3 minute read

Splurge VS SAVE

Grocery prices are sky rocketing, onions are sprawled over the streets of Pukekohe, eggs are being rationed – what is happening in this world! We are all having to become smarter shoppers, but there’s always something worth splurging on. I asked the Nourish community where they save their pennies and what they won’t sacrifice when it comes to their shopping basket.

Vicki Ravlich-Horan, Nourish magazine editor - Forget that chemical essence crap, Vicki always uses proper vanilla extract –almost always Heilala Vanilla. She loves Heilala because she’s seen it being produced in Tonga and loves what they have done with this community just as much she loves the product.

Currently it feels like even the basics, like butter, is a splurge but a can of tinned tomatoes is still a trusty save. With a few additions, a tin of tomatoes can become anything from a tasty pasta or pizza sauce, will bulk out a casserole or mince and even make a half decent minestrone soup.

Kathy Paterson, food writer - Kathy splurges on good quality parmesan, extra virgin olive oil and meat. She saves with a garden bursting with green leafy vegetables, and she tops up her fridge by buying perfectly imperfect vegetables and fruit.

Amber Bremner, food writer - Amber’s family made the decision years ago that fresh produce was not something they would cut corners on. Of course, they'll always buy what’s seasonal, but as a mostly plant-based household, veggies are the cornerstone of their diet. However, she always buys the cheapest legumes available, whether dry to cook from scratch (which is both the cheapest and nicest way to have them) or canned for convenience. You won't find any gourmet beans in a glass jar in their house!

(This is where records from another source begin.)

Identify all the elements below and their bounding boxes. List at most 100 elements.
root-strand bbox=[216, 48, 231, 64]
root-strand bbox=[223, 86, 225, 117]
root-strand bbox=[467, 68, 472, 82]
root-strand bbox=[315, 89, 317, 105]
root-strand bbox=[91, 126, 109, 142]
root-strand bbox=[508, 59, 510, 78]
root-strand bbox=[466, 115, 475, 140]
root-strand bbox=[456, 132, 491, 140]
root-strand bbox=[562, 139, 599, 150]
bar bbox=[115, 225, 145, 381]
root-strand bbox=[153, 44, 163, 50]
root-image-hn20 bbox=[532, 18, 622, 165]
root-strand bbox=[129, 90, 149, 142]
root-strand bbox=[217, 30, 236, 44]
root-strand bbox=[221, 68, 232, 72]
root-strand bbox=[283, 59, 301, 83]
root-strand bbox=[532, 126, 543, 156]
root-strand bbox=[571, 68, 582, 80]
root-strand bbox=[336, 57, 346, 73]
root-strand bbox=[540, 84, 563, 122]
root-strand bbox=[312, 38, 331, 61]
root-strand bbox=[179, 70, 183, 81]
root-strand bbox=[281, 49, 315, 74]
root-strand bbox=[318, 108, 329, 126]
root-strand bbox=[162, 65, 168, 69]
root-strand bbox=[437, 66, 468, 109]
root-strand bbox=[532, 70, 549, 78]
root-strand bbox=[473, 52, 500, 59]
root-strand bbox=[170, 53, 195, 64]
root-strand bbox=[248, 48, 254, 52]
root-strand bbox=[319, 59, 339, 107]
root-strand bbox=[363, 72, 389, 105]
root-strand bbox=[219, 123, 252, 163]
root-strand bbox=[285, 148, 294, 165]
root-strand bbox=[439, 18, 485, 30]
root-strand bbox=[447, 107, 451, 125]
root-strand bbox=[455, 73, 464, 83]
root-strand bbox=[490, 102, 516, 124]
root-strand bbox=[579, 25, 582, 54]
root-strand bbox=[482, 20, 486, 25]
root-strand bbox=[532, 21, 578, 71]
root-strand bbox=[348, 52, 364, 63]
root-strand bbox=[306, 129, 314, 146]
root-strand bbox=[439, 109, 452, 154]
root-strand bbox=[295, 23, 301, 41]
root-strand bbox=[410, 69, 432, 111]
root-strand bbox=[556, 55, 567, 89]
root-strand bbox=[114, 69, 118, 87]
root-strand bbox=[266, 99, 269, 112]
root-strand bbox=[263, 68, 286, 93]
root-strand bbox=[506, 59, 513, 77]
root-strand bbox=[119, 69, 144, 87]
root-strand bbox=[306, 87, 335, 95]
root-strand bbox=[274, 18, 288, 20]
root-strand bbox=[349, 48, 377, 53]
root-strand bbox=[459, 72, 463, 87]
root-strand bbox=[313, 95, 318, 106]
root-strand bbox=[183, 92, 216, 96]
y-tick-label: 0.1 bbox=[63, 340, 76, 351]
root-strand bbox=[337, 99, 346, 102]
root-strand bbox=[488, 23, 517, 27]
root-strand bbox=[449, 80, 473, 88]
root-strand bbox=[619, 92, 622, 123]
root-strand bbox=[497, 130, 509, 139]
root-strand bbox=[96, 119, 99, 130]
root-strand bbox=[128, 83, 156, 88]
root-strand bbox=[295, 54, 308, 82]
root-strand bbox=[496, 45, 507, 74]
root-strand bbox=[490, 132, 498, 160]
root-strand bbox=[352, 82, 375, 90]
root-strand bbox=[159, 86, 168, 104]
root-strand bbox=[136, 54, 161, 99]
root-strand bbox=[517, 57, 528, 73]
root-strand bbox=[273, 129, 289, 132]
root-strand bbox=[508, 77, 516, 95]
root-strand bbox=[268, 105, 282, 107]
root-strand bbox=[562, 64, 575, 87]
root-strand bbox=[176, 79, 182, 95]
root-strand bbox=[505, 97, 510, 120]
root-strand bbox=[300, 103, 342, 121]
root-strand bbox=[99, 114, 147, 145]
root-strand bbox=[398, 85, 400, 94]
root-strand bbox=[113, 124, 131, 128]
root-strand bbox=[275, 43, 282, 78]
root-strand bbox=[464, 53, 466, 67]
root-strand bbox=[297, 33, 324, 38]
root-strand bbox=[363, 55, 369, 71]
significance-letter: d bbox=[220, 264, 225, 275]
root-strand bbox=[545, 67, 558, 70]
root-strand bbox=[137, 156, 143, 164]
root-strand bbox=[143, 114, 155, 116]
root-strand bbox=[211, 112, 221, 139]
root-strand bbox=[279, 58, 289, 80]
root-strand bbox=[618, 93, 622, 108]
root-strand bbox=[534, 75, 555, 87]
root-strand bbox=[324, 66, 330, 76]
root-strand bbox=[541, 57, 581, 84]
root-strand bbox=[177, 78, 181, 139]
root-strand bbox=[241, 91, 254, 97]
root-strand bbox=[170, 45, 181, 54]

Fiona Hugues, food writer - When it comes to ingredients, Fiona is a firm believer that you should buy the best that one can afford. Inferior old anchovies, tasteless olives, metal tainted olive oil and tired watery mozzarella can completely ruin a dish or meal, so she’d rather leave them out. For this precious reason she’s the gal that buys up all the reduced to clear products to save her pennies. She just loves a bargain and those bright wee stickers beckon her from across the store. The discounted best before products are what she’s after (not to be confused with best by) as they usually have weeks of life left in them.

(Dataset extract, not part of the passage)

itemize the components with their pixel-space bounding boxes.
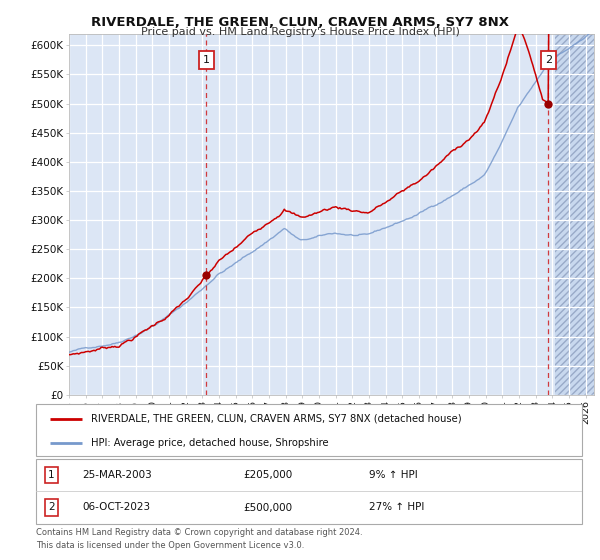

Kris Beehere, Ambrosia Rotorua - Kris can’t go past Maldon sea salt to season his food to perfection. He spends his money with local butchers, farmers and producers, and keeps his pantry stocked with good quality spices. Kris puts in the effort to minimise food waste and use as much of the product as possible. Taking the time to look after your products and rotate them correctly saves you a fortune!

Liz Gore Cerdeira, Vetro Tauranga - Liz’s splurge would always be parmesan. She means the real good parmesan that comes in from Italy in big chunks! If possible, she’ll go for a Reggiano but is usually happy with a Grana Padano. She’s currently getting budget canned cannellini beans, chickpeas and lentils from Vetro as they had a big stock come in during Covid that has come up to its date. Canned products last well beyond their BB date, so don’t turn your nose up at them!

Chris Gore, Vetro Tauranga - Chris splurges on quality canned tomatoes and pasta. She says there’s a world of difference between the low acid, low seed count, tomatoes grown in the mineral dense areas of Italy, and the rest. A quality can of tomatoes will give noticeable depth, creaminess, and nutrition to your dish. Likewise, always spend that little more on quality pasta. Don’t be fooled by the shiny stuff. The best pastas are dull, so your sauce will stick. Chris always cooks seasonally so rarely buys expensive fruit and veg that has had to be imported. She doesn’t mind ugly fruit, uses broccoli stalks, and if it’s on special will buy in bulk and make up soups for the freezer.

Jo Nolan, Bin Inn Papamoa - Jo always splurges on exotic rice, either Wild Rice, Black Jasmine, or Organic Red rice. She loves the crunch, colour, and flavour of these rices. If you’re going to have rice, it’s worth flashing things up! She saves with the Bin Inn peanut butter. Because you can make your own while in store, you know it’s truly fresh, has nothing extra added, and is totally moreish.

Ian Harrison, Sugo Tauranga - Ian goes cheap on seasonal vegetables and fruit. He keeps berries and tomatoes out of the trolley in winter and makes the most of them in the summer. Ian doesn’t skimp on meat. He only buys free range and grass-fed meats from his local butcher. It costs more, but it has a story and is much better for you.

As for myself, it’s my weekly challenge to keep the grocery bill as low as possible. I write a weekly menu and a detailed shopping list that I stick to, which makes a huge difference. I save on pantry staples, buy seasonally, and work out how I can adapt a recipe if one of the ingredients has an eye watering price tag. Flaky salt is something I won’t compromise on though. I use it far more than I should but you just can’t beat it.